Individual investors. Individual investors represent a relationship-driven source. Occasionally, the former land owner stays in the deal as an investor by contributing the land to the venture for an ownership position. Technology companies, whose products will be a major draw, often are big investors. The project's construction contractor and entertainment providers, as well as major corporations in the area, also are possible capital sources.

Other sources. Traditional investors, such as banks, pension funds and other institutions, are frequent participants in entertainment retail projects. Internally generated funds and foreign capital (European bonds helped finance the $312 million Circle Centre project in Indianapolis) make up the balance of the capital sources.

Reinventing value Entertainment centers and retailing will prosper, but entertainment will not kill America's love affair with low prices. Retailers, regardless of format, will be asked to match the prices of any one of thousands of competitors as price information on the Internet and from widely advertised promotions continues to improve.

The most successful centers will go beyond the bounds of "cookie cutter" entertainment center design and reinvent "value" for the consumer. Projects will be characterized by imaginative architecture, brand-name restaurants and participation (try before you buy) retail.

Ultimately, the regional mall will be reinvented around entertainment, and many malls will have to change their format, downsize or fail. However, for the owners and developers that execute the entertainment formula imaginatively, dollar volumes and profits will be impressive.

John B. Allen is a Villa Park, Calif., consultant to Chicago-based Grubb & Ellis. This article is excerpted with permission from "Shopping Centers And Entertainment," published originally in Investment Outlook, a real estate investment report published quarterly by Grubb & Ellis.

* Entertainment centers with strong initial impact have these features in common: * They have two or three strong, exciting anchor tenants that generate repeat visits. * The location is well-known. * There is a large daytime population in the market area. * The primary market area has 3 to 4 million people. * The project has strong marketing and experienced, focused management. * The project is different, unique, and has an exciting atmosphere. A multiplex theater may be part of it, but that is not enough to sustain long-term success. Uniqueness has a way of fading quickly. * The project is kept focused on entertainment. * The restaurants and entertainment components are kept fresh. * A desirable experience is provided and maintained. Sheer size will not overwhelm the market over time.
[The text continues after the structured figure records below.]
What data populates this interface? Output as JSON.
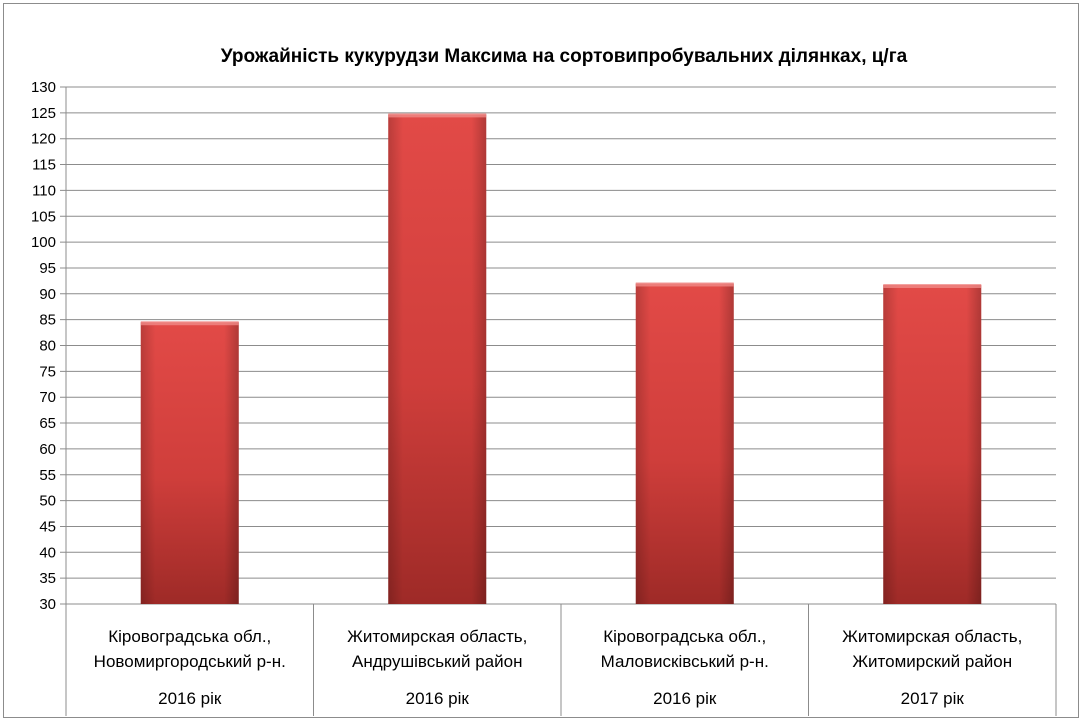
{
  "chart_data": {
    "type": "bar",
    "title": "Урожайність кукурудзи Максима на сортовипробувальних ділянках, ц/га",
    "categories": [
      {
        "line1": "Кіровоградська обл.,",
        "line2": "Новомиргородський р-н.",
        "year": "2016 рік"
      },
      {
        "line1": "Житомирская область,",
        "line2": "Андрушівський район",
        "year": "2016 рік"
      },
      {
        "line1": "Кіровоградська обл.,",
        "line2": "Маловисківський р-н.",
        "year": "2016 рік"
      },
      {
        "line1": "Житомирская область,",
        "line2": "Житомирский район",
        "year": "2017 рік"
      }
    ],
    "values": [
      84.5,
      124.7,
      92,
      91.7
    ],
    "ylim": [
      30,
      130
    ],
    "ytick_step": 5,
    "grid": true,
    "colors": {
      "bar": "#d64541",
      "bar_dark": "#9e2a27",
      "grid": "#8c8c8c"
    }
  }
}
The following are some of the developmental and operational elements that are essential to a successful center: * Sites must be accessible. * High crime areas should be avoided. * Local government must be committed to maintaining the uniqueness of the area. Zoning and other necessary legislative changes must be forthcoming. Sufficient police protection must be available. Owners should be in constant touch with local governments and document the contribution the project is making to the betterment of the community. * Owners should avoid creating any teen hangouts. * The center must provide enough parking. Shared parking means nighttime availability only. Customers should not be required to walk long distances from parking to the project. Center owners should have needed agreements with, and cooperation from, neighborhood property owners. * Adequate public transportation should provide access to the site. * The merchant's association should be active and on good terms with neighboring local merchants.